The discovery of the lighter had forged a new man. The pain in Alex's hip and shoulder was no longer a debilitating injury; it was a distraction. The vast, intimidating scale of Level 1 was no longer a prison; it was a map, and Leo was somewhere on it. Purpose was a powerful analgesic. It didn't numb the pain, but it made it bearable. It gave it context.
He moved with a renewed, if still pained, deliberation. His senses were on high alert, his focus absolute. He was no longer just looking for supplies or shelter. He was looking for signs. A footprint in the dust. Another discarded wrapper. Any clue, no matter how small, that he was still on his brother's path.
He chose a direction—a long, straight corridor flanked by towering, silent shelving units that rose up into the oppressive gloom. The industrial hum of the level was his constant companion, a sound he had already learned to parse, filtering its rhythmic drones and clanks for any anomaly, any sound that didn't belong. For a long time, there was nothing. Just the steady, mechanical pulse of the level and the soft, rhythmic scrape and shuffle of his own agonizing progress.
He paused to take a sip of Almond Water, the cool liquid soothing his throat and taking the edge off the grinding pain in his bones. He leaned against a steel support beam, catching his breath, his eyes scanning the cavernous space ahead. The sodium lamps cast long, distorted shadows that seemed to stretch and writhe with a life of their own. The graffiti warning echoed in his mind. Don't trust the Smilers. He found himself studying the darkest corners, half-expecting to see a pair of gleaming eyes or the curve of a fixed, unnatural grin. But there was only the oppressive emptiness.
He was about to push off the beam and continue his slow trek when he heard it.
And the world stopped.
It was not a sound from the level. It was not the thrum of machinery, the hiss of pipes, or the hum of the lights. It was a sound that was wet. And it was organic.
From a dark corridor to his left, about a hundred feet away, came a soft, rhythmic, skittering sound. It was accompanied by a wet, dragging noise, like a heavy sack of damp meat being pulled across the concrete floor.
Skitter-drag… skitter-drag… skitter-drag…
Alex froze instantly, his body going rigid.

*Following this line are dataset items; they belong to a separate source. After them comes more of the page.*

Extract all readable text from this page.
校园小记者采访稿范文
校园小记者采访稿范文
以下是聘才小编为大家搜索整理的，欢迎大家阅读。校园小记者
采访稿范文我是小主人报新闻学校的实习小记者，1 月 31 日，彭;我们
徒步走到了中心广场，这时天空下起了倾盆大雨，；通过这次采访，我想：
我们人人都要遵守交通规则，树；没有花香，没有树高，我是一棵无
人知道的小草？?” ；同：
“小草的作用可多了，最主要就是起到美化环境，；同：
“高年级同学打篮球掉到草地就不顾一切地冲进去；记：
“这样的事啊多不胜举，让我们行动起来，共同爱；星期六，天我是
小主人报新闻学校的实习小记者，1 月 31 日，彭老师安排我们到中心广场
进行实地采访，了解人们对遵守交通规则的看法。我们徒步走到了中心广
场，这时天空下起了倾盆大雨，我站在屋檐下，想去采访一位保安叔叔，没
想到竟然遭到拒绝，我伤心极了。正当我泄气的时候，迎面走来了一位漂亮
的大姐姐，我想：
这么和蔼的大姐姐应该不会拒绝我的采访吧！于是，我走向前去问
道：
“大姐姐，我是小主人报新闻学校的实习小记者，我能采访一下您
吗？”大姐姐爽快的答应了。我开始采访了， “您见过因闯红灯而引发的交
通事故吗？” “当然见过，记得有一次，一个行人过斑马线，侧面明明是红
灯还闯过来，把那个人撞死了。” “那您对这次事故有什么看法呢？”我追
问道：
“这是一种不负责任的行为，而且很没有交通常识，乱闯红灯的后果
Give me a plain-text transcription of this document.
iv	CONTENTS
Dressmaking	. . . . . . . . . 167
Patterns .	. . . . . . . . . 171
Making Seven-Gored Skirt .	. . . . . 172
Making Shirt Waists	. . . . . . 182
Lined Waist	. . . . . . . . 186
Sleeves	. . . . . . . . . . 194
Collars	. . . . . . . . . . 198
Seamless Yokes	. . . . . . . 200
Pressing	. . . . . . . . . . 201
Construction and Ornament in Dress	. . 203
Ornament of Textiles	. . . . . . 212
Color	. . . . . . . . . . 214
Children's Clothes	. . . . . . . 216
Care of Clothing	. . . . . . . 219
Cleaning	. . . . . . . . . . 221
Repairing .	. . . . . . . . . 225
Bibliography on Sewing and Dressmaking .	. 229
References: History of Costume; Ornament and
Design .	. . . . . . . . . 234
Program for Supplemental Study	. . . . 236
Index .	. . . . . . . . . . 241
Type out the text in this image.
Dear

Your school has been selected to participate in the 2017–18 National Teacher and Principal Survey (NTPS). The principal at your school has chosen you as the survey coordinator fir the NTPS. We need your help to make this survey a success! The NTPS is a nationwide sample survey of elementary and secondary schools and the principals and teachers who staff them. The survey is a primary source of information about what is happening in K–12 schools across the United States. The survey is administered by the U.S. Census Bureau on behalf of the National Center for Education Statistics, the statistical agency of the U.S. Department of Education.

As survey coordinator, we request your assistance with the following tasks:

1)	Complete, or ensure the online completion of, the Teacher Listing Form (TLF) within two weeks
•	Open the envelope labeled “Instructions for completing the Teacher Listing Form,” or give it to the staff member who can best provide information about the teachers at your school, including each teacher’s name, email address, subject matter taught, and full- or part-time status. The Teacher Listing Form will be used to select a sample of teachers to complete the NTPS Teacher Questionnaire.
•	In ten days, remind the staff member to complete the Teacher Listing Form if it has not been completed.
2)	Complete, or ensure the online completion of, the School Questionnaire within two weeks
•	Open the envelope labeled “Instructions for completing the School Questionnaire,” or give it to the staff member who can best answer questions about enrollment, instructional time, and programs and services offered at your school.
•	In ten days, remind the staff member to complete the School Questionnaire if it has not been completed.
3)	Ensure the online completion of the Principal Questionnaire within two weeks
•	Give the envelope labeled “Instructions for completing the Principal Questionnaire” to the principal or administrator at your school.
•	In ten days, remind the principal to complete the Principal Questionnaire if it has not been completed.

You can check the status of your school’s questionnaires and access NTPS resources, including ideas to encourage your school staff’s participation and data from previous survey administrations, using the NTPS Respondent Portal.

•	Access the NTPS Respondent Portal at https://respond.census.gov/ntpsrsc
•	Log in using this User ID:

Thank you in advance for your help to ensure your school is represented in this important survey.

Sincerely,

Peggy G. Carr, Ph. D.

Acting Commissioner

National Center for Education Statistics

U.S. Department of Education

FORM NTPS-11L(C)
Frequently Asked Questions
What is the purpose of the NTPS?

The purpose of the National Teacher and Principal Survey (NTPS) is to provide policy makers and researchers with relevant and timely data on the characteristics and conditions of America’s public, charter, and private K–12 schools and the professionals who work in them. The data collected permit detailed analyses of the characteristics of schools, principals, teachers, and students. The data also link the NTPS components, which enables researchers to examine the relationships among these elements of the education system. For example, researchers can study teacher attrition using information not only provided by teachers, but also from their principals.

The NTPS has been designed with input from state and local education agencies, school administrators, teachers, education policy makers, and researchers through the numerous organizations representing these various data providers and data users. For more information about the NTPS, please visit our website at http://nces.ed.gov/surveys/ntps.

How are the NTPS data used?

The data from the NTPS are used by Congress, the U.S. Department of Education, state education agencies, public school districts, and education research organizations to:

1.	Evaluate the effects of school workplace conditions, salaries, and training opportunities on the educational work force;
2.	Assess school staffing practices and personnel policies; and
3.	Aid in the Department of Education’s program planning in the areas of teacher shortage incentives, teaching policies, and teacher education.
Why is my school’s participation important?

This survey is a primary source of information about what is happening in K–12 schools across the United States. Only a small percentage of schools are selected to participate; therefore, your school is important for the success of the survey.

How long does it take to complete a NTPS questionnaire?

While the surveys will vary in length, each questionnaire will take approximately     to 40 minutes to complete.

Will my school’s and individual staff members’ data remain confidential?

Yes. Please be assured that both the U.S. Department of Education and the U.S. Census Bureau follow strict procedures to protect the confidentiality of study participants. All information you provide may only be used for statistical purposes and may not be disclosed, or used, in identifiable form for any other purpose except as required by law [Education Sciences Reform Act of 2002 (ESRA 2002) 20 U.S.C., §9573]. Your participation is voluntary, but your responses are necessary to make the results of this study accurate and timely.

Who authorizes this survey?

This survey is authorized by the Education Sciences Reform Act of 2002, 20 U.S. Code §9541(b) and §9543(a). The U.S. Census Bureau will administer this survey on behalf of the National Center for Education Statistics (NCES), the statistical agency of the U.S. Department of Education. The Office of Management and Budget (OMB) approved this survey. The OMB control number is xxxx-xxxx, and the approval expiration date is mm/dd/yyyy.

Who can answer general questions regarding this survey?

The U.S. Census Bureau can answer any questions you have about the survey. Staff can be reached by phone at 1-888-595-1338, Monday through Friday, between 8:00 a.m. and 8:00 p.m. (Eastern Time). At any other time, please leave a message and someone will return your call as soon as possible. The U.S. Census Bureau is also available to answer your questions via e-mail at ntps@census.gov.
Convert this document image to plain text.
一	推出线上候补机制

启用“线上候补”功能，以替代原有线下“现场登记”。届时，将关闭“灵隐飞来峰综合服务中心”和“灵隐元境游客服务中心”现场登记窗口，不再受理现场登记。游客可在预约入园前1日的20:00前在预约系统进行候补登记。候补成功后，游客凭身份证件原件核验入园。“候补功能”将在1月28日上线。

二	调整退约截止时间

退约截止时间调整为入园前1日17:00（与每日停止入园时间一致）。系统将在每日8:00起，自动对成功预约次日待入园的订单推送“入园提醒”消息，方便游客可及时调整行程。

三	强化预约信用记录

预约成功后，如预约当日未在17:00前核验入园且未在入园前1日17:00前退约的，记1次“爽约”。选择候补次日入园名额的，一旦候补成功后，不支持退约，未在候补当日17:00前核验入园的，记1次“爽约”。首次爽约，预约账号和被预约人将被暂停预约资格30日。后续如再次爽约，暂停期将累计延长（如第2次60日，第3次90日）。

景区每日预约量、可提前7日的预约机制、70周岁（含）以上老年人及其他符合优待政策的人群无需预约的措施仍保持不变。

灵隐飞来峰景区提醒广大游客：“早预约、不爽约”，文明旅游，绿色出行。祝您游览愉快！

Every muscle tensed. The bottle of Almond Water slipped from his nerveless fingers, hitting the concrete floor not with a loud clatter, but with a soft, dull thud, the plastic absorbing most of the impact. The small sound was like a gunshot in the sudden, sharp focus of his attention.
He held his breath, his heart hammering against his ribs like a trapped bird. The industrial hum of the level seemed to recede, fading into the background, leaving the wet, skittering sound as the only thing in the universe. It was a sound that had no right to exist here. It was the sound of something alive. And it wasn't human.
His mind flashed back to the graffiti on the wall. IT HEARS YOU.
He pressed himself flat against the cold steel of the support beam, trying to make himself as small as possible. The pipe-crutch in his hand felt pitifully inadequate. His gaze was locked on the mouth of the dark corridor. The shadows there were deep, absolute. The sound was getting closer.
Skitter-drag… skitter-drag…
It was slow, but it was deliberate. It was moving with purpose. Was it hunting? Or was it just passing by? Had it heard him? Had the soft thud of the dropped bottle been enough to draw its attention?
A primal, animal terror, far colder and sharper than anything he had felt in Level 0, seized him. The horrors of the yellow maze had been psychological, a war against his own sanity. This was different. This was the ancient, instinctual fear of a predator in the dark. This was real. This was a threat that could be seen, and touched, and killed by.
He risked a slow, infinitesimal turn of his head, trying to get a better angle on the corridor's entrance without making a sound. The pain in his neck was a distant, unimportant detail. His entire being was focused on that patch of darkness.
The sound stopped.
The sudden silence was somehow more terrifying than the noise itself. Had it heard him move? Was it listening? He could feel the blood pounding in his ears. He forced himself to remain utterly still, not daring to even breathe. His lungs began to burn, but he ignored it.
The silence stretched for an agonizingly long ten seconds. Then, the sound started again, but it was different. The rhythmic skittering was gone. Now, it was just a slow, wet, dragging noise. And it was coming straight out of the corridor, towards his position.
It knew he was there.
Alex's mind raced, a frantic torrent of panicked thoughts. Run. But his leg was broken, his body was a wreck. He couldn't outrun anything. Fight. With a pipe? Against something he couldn't even see? Hide. Where? He was exposed, silhouetted against the dim orange light.
He was trapped. All he could do was stand his ground, press himself against the cold steel, and pray that whatever was emerging from that darkness was survivable.
A shape began to resolve itself at the edge of the shadows. At first, it was just a deeper black against the gloom. But as it dragged itself forward, into the faint, spill-over light from the nearest sodium lamp, its form began to take shape.
And Alex felt his last vestiges of courage turn to ice water in his veins.